The head of Hayat Tahrir al-Sham, which has fought against al-Assad’s forces, said in a video address released on Monday that talks between Syria, Russia and Turkey were a “dangerous deviation”.
Ahrar al-Sham, another armed group, said that while it “understood the situation of our Turkish ally”, it “cannot even think of reconciling” with the Syrian government.
Ankara sought to reassure the opposition with Defence Minister Hulusi Akar saying Turkey would not take any steps that would cause problems for them.
“They should not take any different attitudes by relying on any provocation or false news,” Akar said on Wednesday.
The Syrian National Coalition, an opposition umbrella organisation, met Turkish Foreign Minister Mevlut Cavusoglu on Tuesday.

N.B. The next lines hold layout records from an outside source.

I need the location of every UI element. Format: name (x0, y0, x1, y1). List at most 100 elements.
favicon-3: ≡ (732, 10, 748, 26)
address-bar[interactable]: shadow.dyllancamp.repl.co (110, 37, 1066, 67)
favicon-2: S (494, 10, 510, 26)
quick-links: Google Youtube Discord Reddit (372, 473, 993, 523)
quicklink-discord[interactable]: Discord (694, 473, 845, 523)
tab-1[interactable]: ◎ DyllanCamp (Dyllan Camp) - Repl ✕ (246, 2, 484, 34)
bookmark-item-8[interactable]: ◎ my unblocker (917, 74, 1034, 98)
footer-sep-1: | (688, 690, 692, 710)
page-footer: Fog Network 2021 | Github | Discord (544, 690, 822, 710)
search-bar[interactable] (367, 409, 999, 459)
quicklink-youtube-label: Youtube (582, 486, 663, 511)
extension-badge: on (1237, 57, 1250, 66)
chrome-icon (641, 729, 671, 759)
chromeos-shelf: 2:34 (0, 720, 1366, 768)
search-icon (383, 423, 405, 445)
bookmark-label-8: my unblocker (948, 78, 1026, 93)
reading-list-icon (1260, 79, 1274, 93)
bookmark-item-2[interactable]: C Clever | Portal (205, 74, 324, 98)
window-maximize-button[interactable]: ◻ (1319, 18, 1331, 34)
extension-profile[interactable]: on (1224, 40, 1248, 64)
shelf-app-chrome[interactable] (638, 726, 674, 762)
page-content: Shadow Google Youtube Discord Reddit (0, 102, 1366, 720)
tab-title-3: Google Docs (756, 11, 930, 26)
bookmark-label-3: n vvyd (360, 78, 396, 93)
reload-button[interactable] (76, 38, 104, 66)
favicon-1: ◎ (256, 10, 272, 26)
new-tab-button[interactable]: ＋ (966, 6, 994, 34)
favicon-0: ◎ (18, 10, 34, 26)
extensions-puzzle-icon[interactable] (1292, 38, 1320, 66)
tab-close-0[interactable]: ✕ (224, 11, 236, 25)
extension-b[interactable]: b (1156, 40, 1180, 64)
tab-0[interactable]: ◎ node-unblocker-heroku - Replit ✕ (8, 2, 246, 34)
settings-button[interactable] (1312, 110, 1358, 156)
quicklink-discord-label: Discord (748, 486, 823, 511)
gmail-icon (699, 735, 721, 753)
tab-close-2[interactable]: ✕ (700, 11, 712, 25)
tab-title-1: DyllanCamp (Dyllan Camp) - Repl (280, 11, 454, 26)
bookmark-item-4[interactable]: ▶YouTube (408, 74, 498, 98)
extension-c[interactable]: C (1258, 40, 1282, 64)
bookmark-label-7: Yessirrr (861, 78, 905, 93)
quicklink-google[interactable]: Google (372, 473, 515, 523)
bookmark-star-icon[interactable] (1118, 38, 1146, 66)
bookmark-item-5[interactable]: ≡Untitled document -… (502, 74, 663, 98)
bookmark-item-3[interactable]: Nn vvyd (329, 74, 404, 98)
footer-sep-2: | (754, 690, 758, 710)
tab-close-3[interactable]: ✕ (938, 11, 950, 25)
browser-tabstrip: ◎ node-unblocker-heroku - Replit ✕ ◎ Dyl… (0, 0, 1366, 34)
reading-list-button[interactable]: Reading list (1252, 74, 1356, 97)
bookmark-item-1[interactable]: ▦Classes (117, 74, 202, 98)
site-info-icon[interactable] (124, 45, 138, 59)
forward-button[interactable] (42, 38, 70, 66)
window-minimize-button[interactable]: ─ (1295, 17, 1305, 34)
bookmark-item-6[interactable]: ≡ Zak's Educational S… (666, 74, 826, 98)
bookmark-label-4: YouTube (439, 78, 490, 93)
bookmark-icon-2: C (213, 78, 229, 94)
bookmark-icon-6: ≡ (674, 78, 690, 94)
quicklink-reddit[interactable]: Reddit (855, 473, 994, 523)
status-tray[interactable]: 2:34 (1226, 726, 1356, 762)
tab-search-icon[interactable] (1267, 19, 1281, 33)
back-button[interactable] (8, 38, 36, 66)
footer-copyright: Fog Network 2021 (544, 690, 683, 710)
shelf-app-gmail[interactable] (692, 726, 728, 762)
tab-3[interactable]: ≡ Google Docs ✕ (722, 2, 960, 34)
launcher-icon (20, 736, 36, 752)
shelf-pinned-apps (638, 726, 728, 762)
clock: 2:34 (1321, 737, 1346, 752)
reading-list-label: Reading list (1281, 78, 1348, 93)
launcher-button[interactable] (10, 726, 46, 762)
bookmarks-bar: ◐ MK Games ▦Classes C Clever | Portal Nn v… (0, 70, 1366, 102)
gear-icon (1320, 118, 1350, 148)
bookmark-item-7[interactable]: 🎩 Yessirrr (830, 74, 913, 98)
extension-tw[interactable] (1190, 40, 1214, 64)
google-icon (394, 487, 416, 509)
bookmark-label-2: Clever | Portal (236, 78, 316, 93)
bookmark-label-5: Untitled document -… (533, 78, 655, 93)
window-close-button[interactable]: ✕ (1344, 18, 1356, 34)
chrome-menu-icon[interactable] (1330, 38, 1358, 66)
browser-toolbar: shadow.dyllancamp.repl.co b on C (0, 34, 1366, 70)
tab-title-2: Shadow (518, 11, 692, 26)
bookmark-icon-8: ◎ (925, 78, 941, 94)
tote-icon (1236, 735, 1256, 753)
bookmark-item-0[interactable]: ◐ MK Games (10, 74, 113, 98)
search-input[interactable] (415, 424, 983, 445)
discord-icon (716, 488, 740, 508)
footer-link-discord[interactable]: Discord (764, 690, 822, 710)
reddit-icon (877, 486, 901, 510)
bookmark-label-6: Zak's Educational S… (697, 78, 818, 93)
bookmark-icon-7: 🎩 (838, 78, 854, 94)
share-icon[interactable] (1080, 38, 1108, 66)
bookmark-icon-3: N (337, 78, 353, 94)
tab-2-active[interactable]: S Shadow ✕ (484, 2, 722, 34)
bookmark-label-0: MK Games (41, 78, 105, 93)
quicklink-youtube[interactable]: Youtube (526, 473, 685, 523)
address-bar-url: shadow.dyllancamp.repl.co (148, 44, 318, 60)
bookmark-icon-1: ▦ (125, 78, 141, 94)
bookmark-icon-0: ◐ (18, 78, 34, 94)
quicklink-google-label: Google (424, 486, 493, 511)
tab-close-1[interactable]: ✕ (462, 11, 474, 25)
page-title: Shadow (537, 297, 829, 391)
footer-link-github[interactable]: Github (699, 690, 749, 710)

He assured it of Turkey’s continued support “to Syrian opposition institutions and Syrians in the opposition-held areas”, said Abdurrahman Mustafa, the head of the Turkey-backed opposition’s provisional government.
‘Turkey determines its own policy’
Turkey’s talks with Syrian officials in Moscow mainly focused on the fight in northeastern Syria against the People’s Defence Units (YPG), a Kurdish militia in Syria, Mustafa reported Cavusoglu as saying.
A senior Turkish official told the Reuters news agency it had seen the reactions of rebel factions to the meeting but “Turkey determines its own policy.”
“It is unrealistic to expect an immediate result from the first meeting of ministers,” the official said.
He also said Ankara asked Damascus in last week’s talks in Moscow to recognise the YPG as a “terrorist” organisation.
Turkey sees the YPG as the Syrian wing of the Kurdistan Workers’ Party (PKK), which is considered a “terrorist” organisation by Turkey, the United States and the European Union.
Turkish-Syrian rapprochement seemed unthinkable earlier in the conflict, which has killed hundreds of thousands of people, drawn in numerous foreign powers and splintered Syria into various zones of influence.
President Recep Tayyip Erdogan has called al-Assad a “terrorist” and said there could be no peace in Syria with him in office while al-Assad has called Erdogan a thief for “stealing” Syrian land.
But meetings between the two countries’ security chiefs last year paved the way for the defence ministers to meet.